Video gaming still a possibility in Clarendon Hills
Updated: October 1, 2012 6:23AM
Clarendon Hills — The Clarendon Hills Village Board is schedule to make a decision at its Sept. 17 meeting on whether it wants to allow video gaming in the village.
The discussion was prompted by an application to the state to put two video gaming machines at Tracy’s Tavern, 401 55th St. The application was made by business owner, Jack Tracy.
The Illinois Video Gaming Act, adopted in 2009 by state lawmakers, allows up to five video gambling machines in facilities with valid liquor licenses. The law is written so that communities not wanting video gambling must take action to prohibit it. If no such action is taken, video gambling is allowed by default.
Trustees Ed Reid, Paul Pedersen, and Mary Williams have continued to be very outspoken against allowing video gambling in Clarendon Hills. However, trustees Steve Wallace and Paul Flood said Aug. 20 that they would be OK with giving video gaming a chance, noting that a decision to allow it could be changed by trustees at any time.
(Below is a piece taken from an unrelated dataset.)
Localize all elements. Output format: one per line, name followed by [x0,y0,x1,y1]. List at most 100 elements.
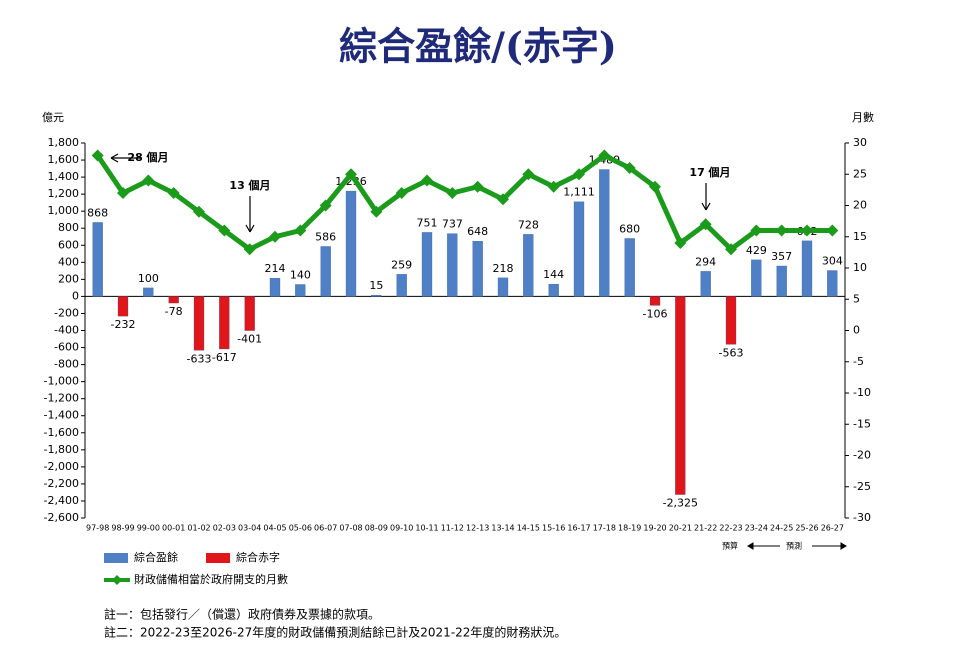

Village President Tom Karaba, who only would vote on the issue if there is a deadlock among the six trustees, also said he would be in favor of allowing video gaming.
“Gambling is a social problem; our general assembly is trying to balance the budget on the backs of gamblers,” he said. “I think this is inconsequential; I would vote for it.”
Tracy said he was interested in adding video gambling as a way to increase revenue.
“If it becomes a problem, I wouldn’t want it,” he said.
Village Manager Randy Recklaus said nine businesses in the village have liquor licenses that would make them eligible to have video gambling machines if they are not prohibited by local ordinance.
When Clarendon Hills officials asked residents in a 2010 community survey if they favored video gaming bring allowed in the village the results were overwhelmingly against the measure: 72 percent voted no, about 14 percent voted yes, and about 14 percent stated they had no opinion.